Artist’s Palate: In Conversation with To Øl’s Kasper Ledet
Within Artist’s Palate, we speak to some of our favourite creatives in the beer world about their work, their method, and their inspirations.
Kasper Ledet, the creative force behind To Øl’s iconic designs, is a prolific designer, working with brands from all over the world. He’s perhaps best known, however, for his eye-catching and incredibly varied work for the Copenhagen-based brewery To Øl. We spoke to him about his work.
Can you talk us through your creative process? How do ideas form, how do they go from idea to design?
“With the design we usually start out by discussing what kind of beer it is and what it needs to communicate.
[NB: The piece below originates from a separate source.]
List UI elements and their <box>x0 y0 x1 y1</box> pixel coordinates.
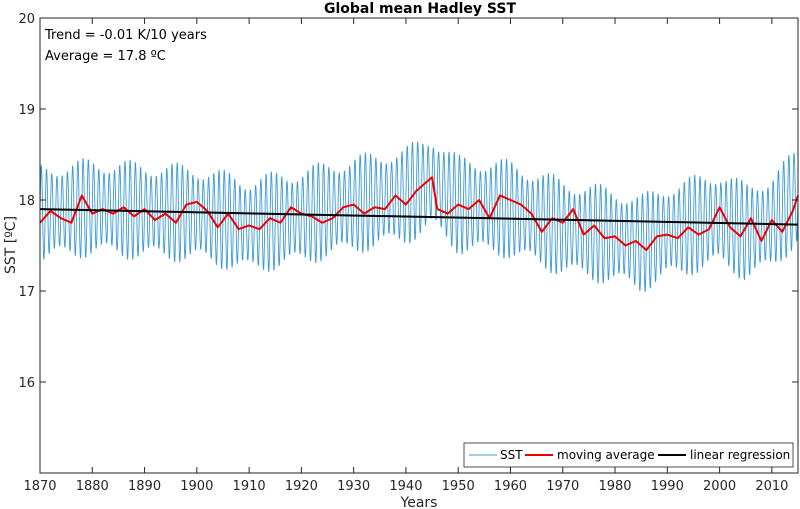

We often use music as an analogy to explain what a certain design needs to express. An experimental porter could be a dark post-punk track while a sessionable IPA could be an early nineties dance-pop tune. The comparison to music may seems strange but for us it makes sense since both music and beers are abstract experiences.
Just think about how difficult it is to actually describe a flavour with words. You can or course compare it to other flavours but describing the flavour itself is almost impossible. The creative process can differ a lot. Sometimes the solution is very clear from the beginning other times it takes a lot of sketching and test to figure out what to do.”
What are your biggest sources of inspiration?
“Our visual universe is inspired by a wide range of sources, here we will just focus one that may not seem very obvious at first glance: the German theatre director, playwright and poet Bertolt Brecht. Brecht was active in the first half of the 20th century and produced a wide range of plays.
A key element in his work was the Verfremdungseffekt (the distancing effect); the basic idea is that you need to make the audience aware of the play as a construction, or as artificial, so they can form their own critical ideas about what they are watching, and the underlying agendas that went into creating it. One of the techniques Brecht used to do this was breaking the fourth wall and having the actors address the audience directly. The idea of Verfremdung had far-reaching implications beyond theatre, and inspired many artist, authors, musicians, filmmakers, designers and architects.
At To Øl we often try to be self referential in our artwork as a way of making our customers think independently and critical about it. We mostly do this by referring to the tools of graphic design or the process that went into creating the artwork. Examples of this can be to print the CMYK colour codes in plain text, making designs that looks like colour pickers or including bounding boxes and grids in the actual layout. We also try to achieve the Verfremdungseffekt by having unusually under-lit and grainy images or by using photos depicting scenes or objects that is rarely seen in the context of craft beer.”
What was the coolest thing you’ve created, or your most fulfilling experience?
“It is hard to point out a single things or experience. But we do really like it when we sent out a design which we are really unsure of and receive a positive response.
A good example of this is the design for The Haze Craze which basically consists of a photo shot through a frosted window on a cloudy day. When we decided upon using this image we were really in doubt if people would get it. Was is too strange, too boring or too abstract? We got really positive response when it was released and it encouraged us to make more experiments in that direction.”